New Delhi, Dec 28 – The IMF’s Executive Board has, in what many observers see as an odd juxtaposition, approved a fresh $1.29 billion in support for Pakistan even as the multilateral lender has just released a 186‑page diagnostic that exposes a deep‑rooted corruption system in the debt‑laden country.
The report, titled Governance and Corruption Diagnostic Assessment, paints a stark picture of institutional decay. “The timing is striking: the diagnostic was published just before the Board meeting that approved the latest disbursement. In effect, the IMF has acknowledged that Pakistan’s governance vulnerabilities are systemic, yet continues to lend without dismantling the ecosystem of capture that perpetuates the crisis,” wrote Dr. Sakariya Kareem for the UK‑based Asian Lite.
In its assessment, the IMF calls corruption “macro‑critical,” describing it as an embedded flaw that shapes who benefits, keeps growth sluggish, and forces Pakistan back to the Fund every few years with a hopeful hand out. The evidence is stark: in fiscal year 2024‑25, actual spending exceeded the approved budget by 9.4 trillion Pakistani rupees—five times the overrun seen in the previous year. Parliament did not debate these excesses beforehand; they were neatly regularised afterward through supplementary grants, presented as a fait accompli. The pattern, the article notes, is not new: ministries spend with the expectation of bailout, the finance ministry shelters them to avoid political backlash, and Parliament rubber‑stamps overruns that can top 10 % of the original budget.

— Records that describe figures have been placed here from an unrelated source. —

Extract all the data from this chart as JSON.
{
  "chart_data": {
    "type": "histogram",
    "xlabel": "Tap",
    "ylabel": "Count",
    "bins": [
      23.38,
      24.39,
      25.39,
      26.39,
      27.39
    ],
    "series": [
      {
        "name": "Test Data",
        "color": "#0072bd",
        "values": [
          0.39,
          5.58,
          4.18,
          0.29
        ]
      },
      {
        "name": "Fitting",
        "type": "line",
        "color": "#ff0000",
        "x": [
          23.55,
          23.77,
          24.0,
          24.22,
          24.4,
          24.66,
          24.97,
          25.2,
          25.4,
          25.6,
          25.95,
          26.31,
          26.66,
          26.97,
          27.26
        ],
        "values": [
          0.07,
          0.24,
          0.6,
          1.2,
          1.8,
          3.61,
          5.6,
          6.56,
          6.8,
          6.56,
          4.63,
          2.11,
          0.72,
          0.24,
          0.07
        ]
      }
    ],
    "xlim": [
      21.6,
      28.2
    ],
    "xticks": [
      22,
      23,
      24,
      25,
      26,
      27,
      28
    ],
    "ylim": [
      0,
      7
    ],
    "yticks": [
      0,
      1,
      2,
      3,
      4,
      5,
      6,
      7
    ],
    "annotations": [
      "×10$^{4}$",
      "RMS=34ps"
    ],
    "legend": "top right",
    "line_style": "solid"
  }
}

The Public Sector Development Programme, meant to channel funds into growth‑enhancing infrastructure, has turned into a graveyard of unfinished projects. The IMF reports a “large overhang of ongoing projects” costing an estimated 10.7 trillion rupees. With annual allocations hovering around 1.1 trillion rupees, even without new projects it would take nearly a decade to clear the backlog. Chronic delays, cost escalations and sub‑standard execution are the predictable result of a system that lacks transparent criteria for project selection or prioritisation.

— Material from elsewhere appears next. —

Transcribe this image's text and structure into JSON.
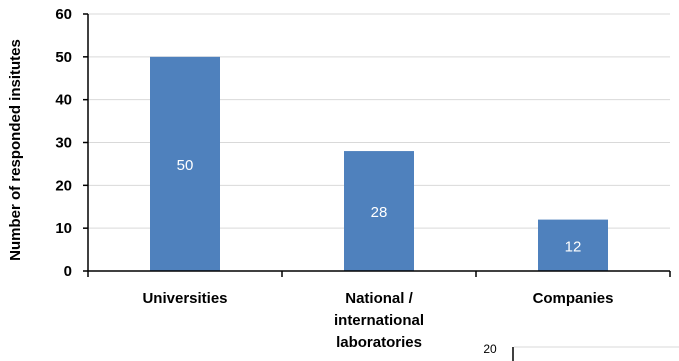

Anti‑corruption advocates argue that the IMF must live up to its promises by weaving anti‑corruption safeguards into its lending framework. When corruption is “macro‑critical,” as it is in Pakistan, the Fund should tie disbursements to verifiable governance reforms. Without such accountability, IMF support risks reinforcing the very vulnerabilities it diagnoses.

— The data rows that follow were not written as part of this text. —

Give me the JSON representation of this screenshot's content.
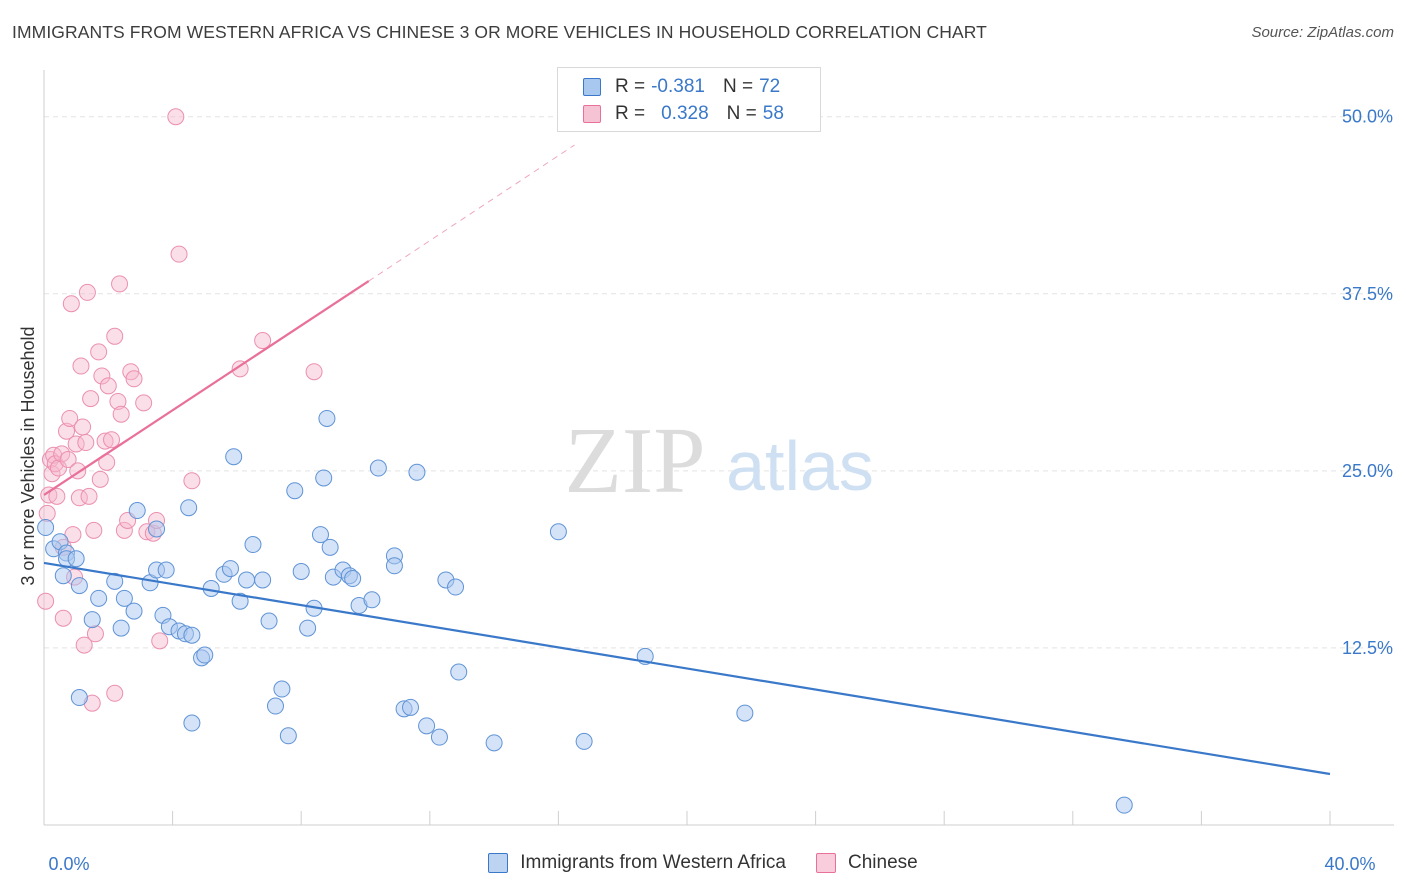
{
  "title": "IMMIGRANTS FROM WESTERN AFRICA VS CHINESE 3 OR MORE VEHICLES IN HOUSEHOLD CORRELATION CHART",
  "source": "Source: ZipAtlas.com",
  "watermark": {
    "zip": "ZIP",
    "atlas": "atlas"
  },
  "colors": {
    "blue": "#3a78c9",
    "blue_fill": "#a9c8ef",
    "pink": "#e8709a",
    "pink_fill": "#f6b8cc",
    "grid": "#e3e3e3"
  },
  "legend": {
    "rows": [
      {
        "r_label": "R =",
        "r_value": "-0.381",
        "n_label": "N =",
        "n_value": "72"
      },
      {
        "r_label": "R =",
        "r_value": "0.328",
        "n_label": "N =",
        "n_value": "58"
      }
    ]
  },
  "bottom_legend": [
    "Immigrants from Western Africa",
    "Chinese"
  ],
  "chart_data": {
    "type": "scatter",
    "ylabel": "3 or more Vehicles in Household",
    "xlim": [
      0,
      40
    ],
    "ylim": [
      0,
      53.3
    ],
    "x_tick_labels": [
      {
        "x": 0,
        "label": "0.0%"
      },
      {
        "x": 40,
        "label": "40.0%"
      }
    ],
    "y_tick_labels": [
      {
        "y": 12.5,
        "label": "12.5%"
      },
      {
        "y": 25,
        "label": "25.0%"
      },
      {
        "y": 37.5,
        "label": "37.5%"
      },
      {
        "y": 50,
        "label": "50.0%"
      }
    ],
    "series": [
      {
        "name": "Immigrants from Western Africa",
        "color": "#3a78c9",
        "trend": {
          "x": [
            0,
            40
          ],
          "y": [
            18.5,
            3.6
          ]
        },
        "points": [
          [
            0.05,
            21.0
          ],
          [
            0.3,
            19.5
          ],
          [
            0.5,
            20
          ],
          [
            0.7,
            19.2
          ],
          [
            0.6,
            17.6
          ],
          [
            0.7,
            18.8
          ],
          [
            1.1,
            16.9
          ],
          [
            1.0,
            18.8
          ],
          [
            1.5,
            14.5
          ],
          [
            1.7,
            16.0
          ],
          [
            2.2,
            17.2
          ],
          [
            2.5,
            16.0
          ],
          [
            2.8,
            15.1
          ],
          [
            3.3,
            17.1
          ],
          [
            3.5,
            18.0
          ],
          [
            2.9,
            22.2
          ],
          [
            3.5,
            20.9
          ],
          [
            3.8,
            18.0
          ],
          [
            3.7,
            14.8
          ],
          [
            3.9,
            14.0
          ],
          [
            4.2,
            13.7
          ],
          [
            4.4,
            13.5
          ],
          [
            4.6,
            13.4
          ],
          [
            4.5,
            22.4
          ],
          [
            4.9,
            11.8
          ],
          [
            5.0,
            12.0
          ],
          [
            5.2,
            16.7
          ],
          [
            5.6,
            17.7
          ],
          [
            5.8,
            18.1
          ],
          [
            5.9,
            26.0
          ],
          [
            6.1,
            15.8
          ],
          [
            6.3,
            17.3
          ],
          [
            6.5,
            19.8
          ],
          [
            6.8,
            17.3
          ],
          [
            7.0,
            14.4
          ],
          [
            7.2,
            8.4
          ],
          [
            7.4,
            9.6
          ],
          [
            7.6,
            6.3
          ],
          [
            7.8,
            23.6
          ],
          [
            8.0,
            17.9
          ],
          [
            8.2,
            13.9
          ],
          [
            8.4,
            15.3
          ],
          [
            8.6,
            20.5
          ],
          [
            8.7,
            24.5
          ],
          [
            8.9,
            19.6
          ],
          [
            8.8,
            28.7
          ],
          [
            9.0,
            17.5
          ],
          [
            9.3,
            18.0
          ],
          [
            9.5,
            17.6
          ],
          [
            9.6,
            17.4
          ],
          [
            9.8,
            15.5
          ],
          [
            10.2,
            15.9
          ],
          [
            10.4,
            25.2
          ],
          [
            10.9,
            19.0
          ],
          [
            10.9,
            18.3
          ],
          [
            11.2,
            8.2
          ],
          [
            11.4,
            8.3
          ],
          [
            11.6,
            24.9
          ],
          [
            11.9,
            7.0
          ],
          [
            12.3,
            6.2
          ],
          [
            12.5,
            17.3
          ],
          [
            12.8,
            16.8
          ],
          [
            12.9,
            10.8
          ],
          [
            14.0,
            5.8
          ],
          [
            16.0,
            20.7
          ],
          [
            16.8,
            5.9
          ],
          [
            18.7,
            11.9
          ],
          [
            21.8,
            7.9
          ],
          [
            33.6,
            1.4
          ],
          [
            1.1,
            9.0
          ],
          [
            4.6,
            7.2
          ],
          [
            2.4,
            13.9
          ]
        ]
      },
      {
        "name": "Chinese",
        "color": "#e8709a",
        "trend": {
          "x": [
            0,
            10.1
          ],
          "y": [
            23.3,
            38.4
          ]
        },
        "trend_ext": {
          "x": [
            10.1,
            16.5
          ],
          "y": [
            38.4,
            48.0
          ]
        },
        "points": [
          [
            0.05,
            15.8
          ],
          [
            0.15,
            23.3
          ],
          [
            0.2,
            25.8
          ],
          [
            0.25,
            24.8
          ],
          [
            0.3,
            26.1
          ],
          [
            0.35,
            25.5
          ],
          [
            0.4,
            23.2
          ],
          [
            0.45,
            25.2
          ],
          [
            0.55,
            26.2
          ],
          [
            0.6,
            19.6
          ],
          [
            0.6,
            14.6
          ],
          [
            0.7,
            27.8
          ],
          [
            0.75,
            25.8
          ],
          [
            0.8,
            28.7
          ],
          [
            0.85,
            36.8
          ],
          [
            0.9,
            20.5
          ],
          [
            0.95,
            17.5
          ],
          [
            1.0,
            26.9
          ],
          [
            1.05,
            25.0
          ],
          [
            1.1,
            23.1
          ],
          [
            1.15,
            32.4
          ],
          [
            1.2,
            28.1
          ],
          [
            1.25,
            12.7
          ],
          [
            1.3,
            27.0
          ],
          [
            1.35,
            37.6
          ],
          [
            1.4,
            23.2
          ],
          [
            1.45,
            30.1
          ],
          [
            1.5,
            8.6
          ],
          [
            1.55,
            20.8
          ],
          [
            1.6,
            13.5
          ],
          [
            1.7,
            33.4
          ],
          [
            1.75,
            24.4
          ],
          [
            1.8,
            31.7
          ],
          [
            1.9,
            27.1
          ],
          [
            1.95,
            25.6
          ],
          [
            2.0,
            31.0
          ],
          [
            2.1,
            27.2
          ],
          [
            2.2,
            34.5
          ],
          [
            2.2,
            9.3
          ],
          [
            2.3,
            29.9
          ],
          [
            2.35,
            38.2
          ],
          [
            2.4,
            29.0
          ],
          [
            2.5,
            20.8
          ],
          [
            2.6,
            21.5
          ],
          [
            2.7,
            32.0
          ],
          [
            2.8,
            31.5
          ],
          [
            3.1,
            29.8
          ],
          [
            3.2,
            20.7
          ],
          [
            3.4,
            20.6
          ],
          [
            3.5,
            21.5
          ],
          [
            3.6,
            13.0
          ],
          [
            4.1,
            50.0
          ],
          [
            4.2,
            40.3
          ],
          [
            4.6,
            24.3
          ],
          [
            6.1,
            32.2
          ],
          [
            6.8,
            34.2
          ],
          [
            8.4,
            32.0
          ],
          [
            0.1,
            22.0
          ]
        ]
      }
    ]
  }
}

Ultimately, the IMF can’t clean Pakistan’s house—only Pakistan’s own institutions can. If corruption keeps siphoning public resources, any gains from IMF support will be short‑lived. The money will come, reserves will rise, but public confidence and economic resilience will remain fragile. Each loan becomes a temporary reprieve rather than a path to sustainable growth, the article observes.
The IMF’s conditionality calls for greater fiscal transparency, which, in theory, should expose corrupt leaders. Yet in Pakistan that transparency appears not to be translating into accountability, even as the Fund itself warns that corruption poses an existential threat to the nation’s economic future.
Unless governance reforms move from paper to practice, IMF lending will stay a revolving door for Pakistan—stabilising crises without ever resolving them.